Pro-nuke lobby urges OK on Yucca spending
Friday, Sept. 20, 2002 | 9:47 a.m.
Twelve nuclear industry companies and several other pro-nuclear groups on Thursday turned up the volume on their plea to Congress to spend $593 million on Yucca Mountain next year, the highest annual budget ever.
President Bush in January asked Congress for $527 million for the Energy Department's nuclear waste dump project. Congress in July then approved construction of the site 90 miles northwest of Las Vegas, and Bush asked lawmakers for another $66 million. The Energy Department needs the money to complete Yucca studies; to compile a complex application for a license to construct Yucca; and to develop a plan for hauling highly radioactive waste from nuclear reactors and U.S. defense sites nationwide to Nevada.
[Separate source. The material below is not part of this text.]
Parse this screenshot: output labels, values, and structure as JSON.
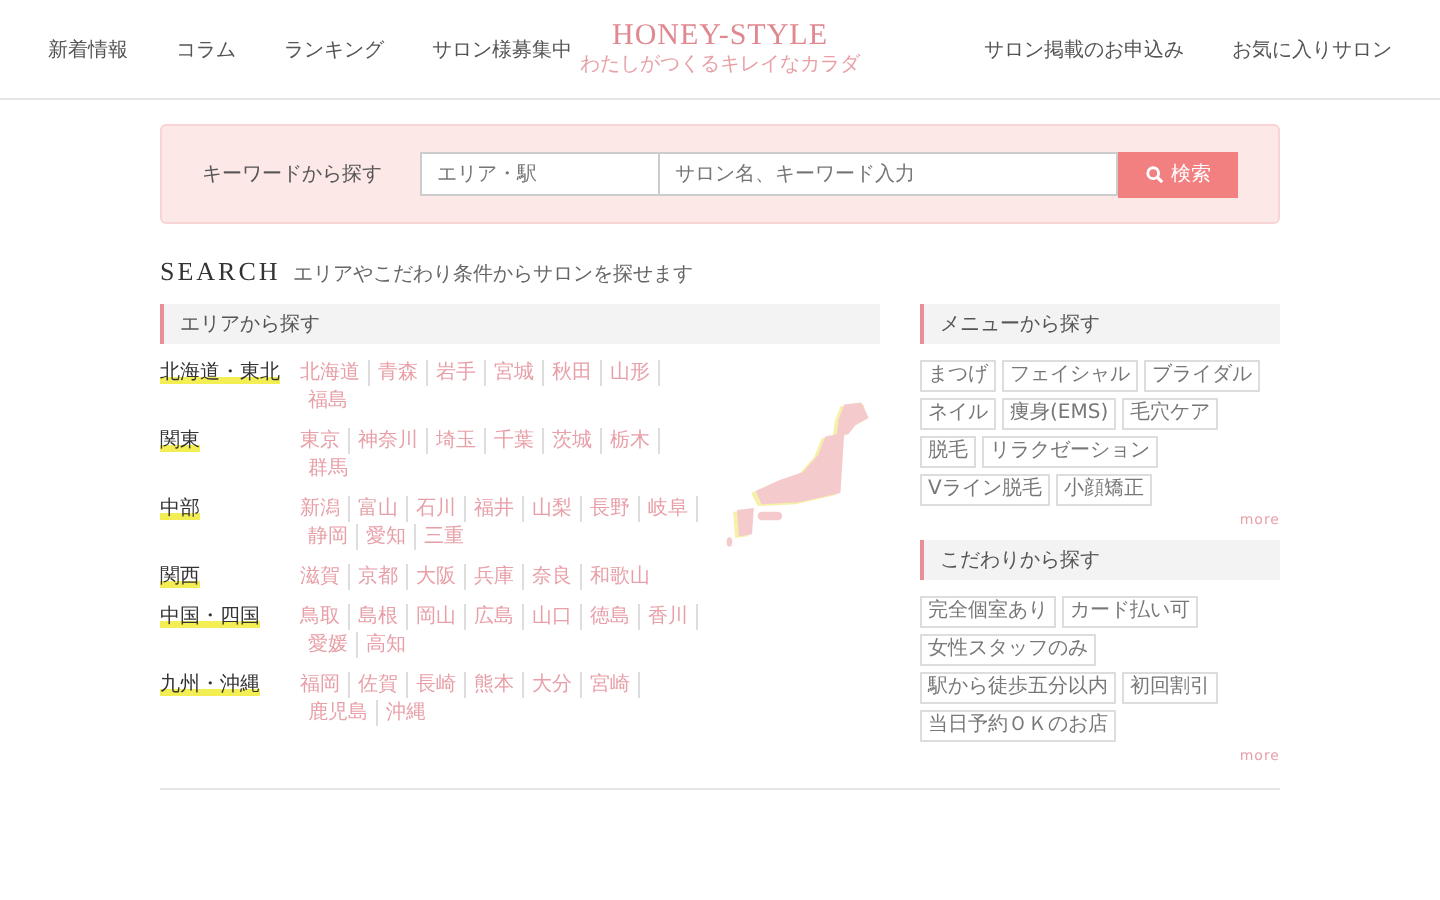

But as Congress wrestles with complex budget issues in the waning days of this legislative year, Sen. Harry Reid, D-Nev., is battling to cut the Yucca funding. Reid, the No. 2 Senate Democrat, is also a member of the Appropriations Committee, which controls the purse strings in Congress.
On Thursday, 12 pro-Yucca groups including the Nuclear Energy Institute, the industry's top lobby group, the U.S. Chamber of Commerce, and the Nuclear Waste Strategy Coalition -- a group of state regulators, state attorneys general and nuclear utilities -- asked lawmakers to approve Bush's requests.
The groups said they were frustrated that Congress over the years has not given the Energy Department enough money to develop the delay-plagued project.
"Congress must recognize the obvious paradox of voting in support of Yucca Mountain licensing but providing insufficient annual appropriations, which will ultimately delay this program," the groups wrote in a letter to Appropriations Committee leaders Sen. Robert Byrd, D-W.Va., and Rep. Bill Young, R-Fla., "Further delay will cause grave implications and repercussions for the nation's energy supply, national security, consumers and the environment."
Lawmakers hope to wrap up their budget-setting in the coming weeks.
Congress already has allocated roughly $7 billion, mostly for Yucca studies, in the project's 20-year history.